The first paper details a survey including responses from 720 women across six academic medical centers in the U.S. The median number of pills prescribed to women who underwent C-sections was 40, which was significantly higher than the number of pills the women actually used. The survey showed women received double the number of pills than they took and had 15 pills leftover on average.
Additionally, 95 percent of women had not disposed of extra pills at two weeks post-discharge. Women who were prescribed a higher number of pills were more likely to use more pills than needed. This suggests providers “are setting patient expectations based on the number of pills that we prescribe,” said Brian Bateman, MD, chief of obstetric anesthesia at Boston-based Brigham and Women’s Hospital and corresponding author of the two papers.
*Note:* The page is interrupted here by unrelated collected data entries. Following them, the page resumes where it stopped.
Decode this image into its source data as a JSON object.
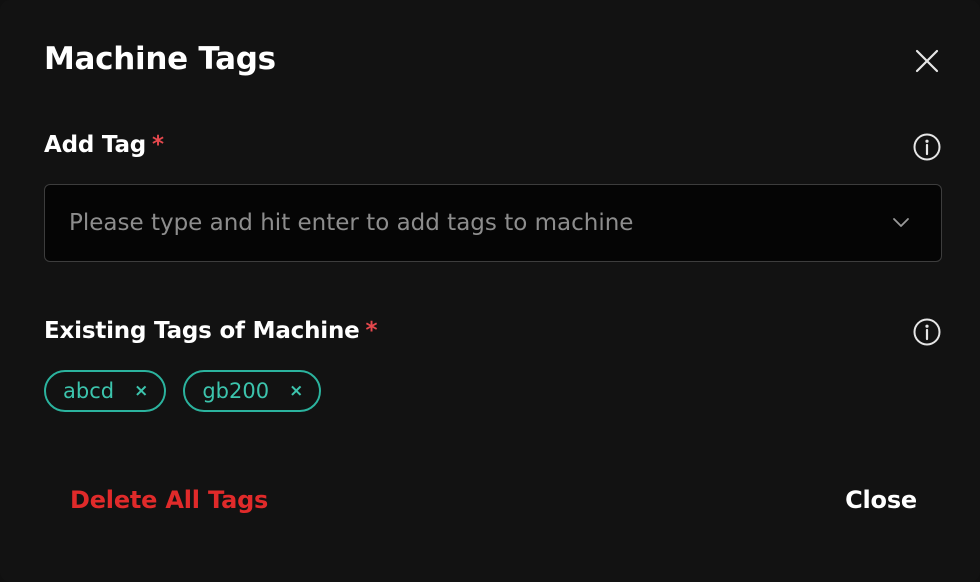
{
  "dialog": {
    "title": "Machine Tags",
    "close_icon": "close-icon"
  },
  "add_tag": {
    "label": "Add Tag",
    "required_marker": "*",
    "info_icon": "info-icon",
    "input_value": "",
    "placeholder": "Please type and hit enter to add tags to machine",
    "dropdown_icon": "chevron-down-icon"
  },
  "existing_tags": {
    "label": "Existing Tags of Machine",
    "required_marker": "*",
    "info_icon": "info-icon",
    "tags": [
      {
        "label": "abcd",
        "remove": "×"
      },
      {
        "label": "gb200",
        "remove": "×"
      }
    ]
  },
  "footer": {
    "delete_all_label": "Delete All Tags",
    "close_label": "Close"
  },
  "colors": {
    "background": "#121212",
    "tag_accent": "#2bb39e",
    "danger": "#e02a2a",
    "required": "#e5484d"
  }
}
The second paper involved the testing of a shared decision making tool. Researchers studied 50 women who viewed a decision tool on tablets that included clinician information regarding expected pain patterns in the two weeks after a C-section. It also included information on advantages and disadvantages of opioids and instructions for disposing or refilling the medications.
The women were then allowed to choose the number of pills they would be prescribed at discharge, up to a total of 40 pills. The use of the shared decision making tool helped reduce the number prescribed opioid pills by 50 percent. Also, the refill rate remained low, irrespective of the number of pills prescribed and most women were satisfied with their pain management.